Mon esprit s'accroche partout. Il se pose, drapé soyeux sur le monde,
et lorsque qu'une chose déploie un peu sa bizarrerie de façon piquante,
il s'accroche et se troue, sonnant l'alarme pour mes quatre mille deux
cent trente-trois sens.
Hier ce fut les bourgeons de peupliers
luisant de propolis, émaillés de givre, balancés doucement par un air
sublime et glacé. Aussi dans le désordre de la vie : des ongles rouge
sang accrochés à une jolie main blanche, la silhouette louche des
troupeaux de chênes en contre-jour d'un coucher de soleil violaçant, la
tourterelle turque sur l'antenne télé du voisin, une jonquille plantée
dans le volcan de mon cœur qui fane doucement en signe de désespoir, des
minutes de silence à la mémoire de tous ses chevaliers morts de honte
de n'avoir pu sauver personne, des chansons d'amour pleines d'illusions
et de violons, des promesses rassurantes coulant comme du poison sur les
braises ardentes de l'impatience...
Mon esprit s'accroche
partout. Il se pose, drapé soyeux sur le monde, et il s'étire. Les
images, les souvenirs, les émotions, les désirs, les mensonges, toute
cette bande de choses qui tire à hue et à dia écartèlent ma frêle et
sensible toile. Je pleure. Parfois de grosses mouches anthracites
pleines de tourbillons pétaradants et morbides la traversent en faisant
toute sorte de trous et d'effilochages. L'alarme hurle alors ses
imprécations stressantes, mais je ne me déplace pas pour cela. Ou si
peu, juste un petit sursaut... La mouche repart souillée par mon
silence et je m'applique à réparer la toile. Toujours plus fine, plus
sensible. Je veux sentir le moindre crissement de feuilles mortes, le
moindre soupir de papillon. Je veux chaque baiser comme unique entre
mille baisers.
Mon esprit s'accroche partout. Il se pose, drapé
soyeux sur le monde, et s'endort. Les étoiles, les matelas comblés de
corps, les nuages de nuit, les mouettes posées sur l'eau noire de la
Garonne, le sang sous la chair qui ruisselle comme ces torrents de
montagne que l'or des soirs fait mousser sonnant et trébuchant.
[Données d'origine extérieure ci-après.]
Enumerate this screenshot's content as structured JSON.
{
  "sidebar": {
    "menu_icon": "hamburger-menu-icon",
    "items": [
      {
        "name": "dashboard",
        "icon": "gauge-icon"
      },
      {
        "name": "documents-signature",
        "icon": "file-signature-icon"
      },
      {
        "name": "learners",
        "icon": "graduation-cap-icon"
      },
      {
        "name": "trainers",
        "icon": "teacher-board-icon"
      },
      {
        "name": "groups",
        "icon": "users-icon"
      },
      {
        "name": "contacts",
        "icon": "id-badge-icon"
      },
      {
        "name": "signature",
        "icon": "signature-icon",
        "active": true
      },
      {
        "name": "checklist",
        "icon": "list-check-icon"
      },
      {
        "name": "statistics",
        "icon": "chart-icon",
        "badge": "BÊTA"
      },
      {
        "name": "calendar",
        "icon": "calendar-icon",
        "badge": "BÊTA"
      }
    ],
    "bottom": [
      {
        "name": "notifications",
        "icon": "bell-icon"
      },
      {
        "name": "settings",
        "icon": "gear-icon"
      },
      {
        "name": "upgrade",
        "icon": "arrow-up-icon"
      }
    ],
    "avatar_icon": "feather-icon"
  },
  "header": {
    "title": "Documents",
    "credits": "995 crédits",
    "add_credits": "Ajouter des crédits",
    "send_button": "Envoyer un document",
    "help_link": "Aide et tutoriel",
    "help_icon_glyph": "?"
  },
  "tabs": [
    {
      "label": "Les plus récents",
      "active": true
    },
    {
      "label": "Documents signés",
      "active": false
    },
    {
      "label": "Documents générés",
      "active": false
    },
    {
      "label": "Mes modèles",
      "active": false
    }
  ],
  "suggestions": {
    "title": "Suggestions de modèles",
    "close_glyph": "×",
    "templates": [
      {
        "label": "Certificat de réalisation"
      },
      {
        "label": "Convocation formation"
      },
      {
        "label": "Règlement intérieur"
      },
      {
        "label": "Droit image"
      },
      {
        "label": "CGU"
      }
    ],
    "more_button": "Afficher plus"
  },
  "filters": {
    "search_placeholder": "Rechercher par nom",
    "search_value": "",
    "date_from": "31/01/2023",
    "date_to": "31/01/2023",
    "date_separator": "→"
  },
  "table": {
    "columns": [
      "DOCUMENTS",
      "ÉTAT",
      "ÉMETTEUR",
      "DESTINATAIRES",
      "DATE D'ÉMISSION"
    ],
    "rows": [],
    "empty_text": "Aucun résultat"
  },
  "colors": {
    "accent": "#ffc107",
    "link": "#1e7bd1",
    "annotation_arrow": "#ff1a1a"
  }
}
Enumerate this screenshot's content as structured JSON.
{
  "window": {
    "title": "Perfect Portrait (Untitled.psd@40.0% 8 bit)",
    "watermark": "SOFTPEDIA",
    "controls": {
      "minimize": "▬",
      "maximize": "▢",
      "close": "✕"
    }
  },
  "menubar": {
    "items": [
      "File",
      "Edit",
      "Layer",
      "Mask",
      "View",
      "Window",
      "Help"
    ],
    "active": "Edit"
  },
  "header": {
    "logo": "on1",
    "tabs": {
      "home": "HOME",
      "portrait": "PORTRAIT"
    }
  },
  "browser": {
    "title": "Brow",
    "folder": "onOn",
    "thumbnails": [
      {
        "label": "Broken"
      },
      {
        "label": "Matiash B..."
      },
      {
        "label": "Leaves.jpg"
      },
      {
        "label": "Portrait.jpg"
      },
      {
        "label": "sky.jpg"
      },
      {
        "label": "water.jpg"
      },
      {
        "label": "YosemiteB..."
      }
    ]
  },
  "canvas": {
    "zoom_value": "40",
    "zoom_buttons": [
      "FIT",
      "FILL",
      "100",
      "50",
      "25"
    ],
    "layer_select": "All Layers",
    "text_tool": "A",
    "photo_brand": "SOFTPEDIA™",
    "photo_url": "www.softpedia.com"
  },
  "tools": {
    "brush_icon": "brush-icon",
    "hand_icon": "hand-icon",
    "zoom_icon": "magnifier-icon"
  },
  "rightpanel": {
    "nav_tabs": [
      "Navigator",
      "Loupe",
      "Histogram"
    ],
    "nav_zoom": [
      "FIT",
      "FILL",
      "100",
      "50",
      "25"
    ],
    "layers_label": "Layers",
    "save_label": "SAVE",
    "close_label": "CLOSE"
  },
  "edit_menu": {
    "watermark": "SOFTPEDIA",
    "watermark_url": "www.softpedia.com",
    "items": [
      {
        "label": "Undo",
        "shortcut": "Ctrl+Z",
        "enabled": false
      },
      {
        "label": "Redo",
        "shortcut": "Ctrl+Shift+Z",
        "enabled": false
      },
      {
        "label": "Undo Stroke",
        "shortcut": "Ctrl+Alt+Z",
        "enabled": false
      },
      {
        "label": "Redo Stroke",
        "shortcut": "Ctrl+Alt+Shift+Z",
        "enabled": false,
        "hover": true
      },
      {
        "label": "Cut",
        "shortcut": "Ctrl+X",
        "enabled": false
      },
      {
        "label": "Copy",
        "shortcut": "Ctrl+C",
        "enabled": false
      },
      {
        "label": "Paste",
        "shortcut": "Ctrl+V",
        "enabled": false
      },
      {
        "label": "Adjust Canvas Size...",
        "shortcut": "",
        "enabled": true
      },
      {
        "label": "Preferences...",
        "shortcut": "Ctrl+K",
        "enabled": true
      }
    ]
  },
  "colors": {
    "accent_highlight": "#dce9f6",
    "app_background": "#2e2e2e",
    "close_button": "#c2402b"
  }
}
Toutes
ces images, ces petits trésors, je les couvre sous la couverture tiède
et douce de ma pensée avant de sombrer peut-être pour toujours dans le
néant. Il ne faut pas négliger tout cela avant de s'endormir, car nul
n'est sûr de se réveiller.
Mon esprit s'accroche partout. Il se
pose, drapé soyeux sur le monde, et aussi donc sur les dépouilles des
morts qui nous sont chers et sur les dépouilles de ceux que l'on
voudrait plus morts encore, morts au point de n'avoir jamais existé...
Le réel a ceci de glaçant : pas de paradis, pas d'enfer, pas de justice
après la mort, pas de bon ou de mauvais dieu, juste ce perpétuel
héritage que l'on appel présent et que se partagent les survivants.
« Ne vous battez pas, il y en aura pour tout le monde. »
Tiens la tourterelle turque viens de s'envoler de l'antenne télé du voisin...
Le mouron des oiseaux a envahi mes jardinières délaissées, mais je
connais un enfant et une fille aux longs ongles rouges qui vont m'aider à
faire pousser de la menthe et des capucines sur mon balcon.